As far as I could tell, there was no evidence of any period of early Christian history in which the Church believed what I believed about the Lord’s Supper.

From History Back to Scripture

The questions that ran through my mind at this point were these: 

If the apostles taught that the Lord’s Supper was a simple meal of remembrance involving bread and wine as symbol, how could the early Church have gotten so far off, and so quickly, and so universally? 

How is it that Christian bishops and theologians living in different centuries and scattered all over the then-known world all speak in such similar ways? 

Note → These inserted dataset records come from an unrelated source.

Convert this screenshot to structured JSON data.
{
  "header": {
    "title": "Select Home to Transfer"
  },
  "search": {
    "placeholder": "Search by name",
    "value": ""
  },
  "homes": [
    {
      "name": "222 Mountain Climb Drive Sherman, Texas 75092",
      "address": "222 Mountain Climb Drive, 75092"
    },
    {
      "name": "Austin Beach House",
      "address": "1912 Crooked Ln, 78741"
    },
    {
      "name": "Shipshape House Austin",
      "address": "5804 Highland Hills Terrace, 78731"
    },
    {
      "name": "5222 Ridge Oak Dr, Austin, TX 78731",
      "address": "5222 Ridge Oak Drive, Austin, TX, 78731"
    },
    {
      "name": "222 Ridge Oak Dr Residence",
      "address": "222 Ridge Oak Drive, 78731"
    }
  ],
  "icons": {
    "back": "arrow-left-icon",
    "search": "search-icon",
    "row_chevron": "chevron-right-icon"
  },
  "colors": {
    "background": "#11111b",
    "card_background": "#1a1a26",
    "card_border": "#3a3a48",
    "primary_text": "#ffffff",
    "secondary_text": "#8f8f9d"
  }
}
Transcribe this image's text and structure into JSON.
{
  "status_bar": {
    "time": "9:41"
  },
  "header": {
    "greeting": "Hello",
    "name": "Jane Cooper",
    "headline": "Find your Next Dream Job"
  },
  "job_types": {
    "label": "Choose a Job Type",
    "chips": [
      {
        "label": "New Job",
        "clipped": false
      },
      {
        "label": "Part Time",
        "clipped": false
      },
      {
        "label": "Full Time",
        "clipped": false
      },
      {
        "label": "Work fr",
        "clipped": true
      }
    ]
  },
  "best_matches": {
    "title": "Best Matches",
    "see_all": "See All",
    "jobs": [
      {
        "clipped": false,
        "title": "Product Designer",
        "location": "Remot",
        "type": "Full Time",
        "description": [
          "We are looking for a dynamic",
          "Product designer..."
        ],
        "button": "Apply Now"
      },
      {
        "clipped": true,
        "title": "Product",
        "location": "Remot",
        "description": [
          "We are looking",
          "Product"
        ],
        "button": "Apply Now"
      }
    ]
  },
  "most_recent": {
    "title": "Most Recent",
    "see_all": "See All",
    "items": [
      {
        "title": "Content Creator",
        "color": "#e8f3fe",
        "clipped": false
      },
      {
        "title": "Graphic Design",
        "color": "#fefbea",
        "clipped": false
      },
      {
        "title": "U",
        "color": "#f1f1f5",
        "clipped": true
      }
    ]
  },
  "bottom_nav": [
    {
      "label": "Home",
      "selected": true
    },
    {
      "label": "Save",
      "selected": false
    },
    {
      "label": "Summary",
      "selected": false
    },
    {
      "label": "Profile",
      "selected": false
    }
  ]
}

And if all of this is evidence of a grand departure from the teaching of the New Testament, how is it there no evidence anywhere of anyone saying this? Why is there no one raising his voice to complain? “Listen, brothers, this not what the apostles taught!” One can find plenty of evidence of other disputes in the early Church. Why not on this issue?

My instinct as a Protestant committed to sola scriptura was to respond to these questions as many others have responded: 

Who cares? Who cares what the early Church believed and taught about the Lord’s Supper? In the end, all that really matters is what the Bible teaches. As for Ignatius and Justin and Irenaeus and Ambrose and Augustine and the rest, Isaiah 8:20: “To the law and to the testimony: if they speak not according to this word, it is because there is no light in them.” 

On the other hand, was it possible that there was more support for the teaching of the early Church in the Bible than I knew? How certain was I that the doctrine of the Real Presence was unbiblical?”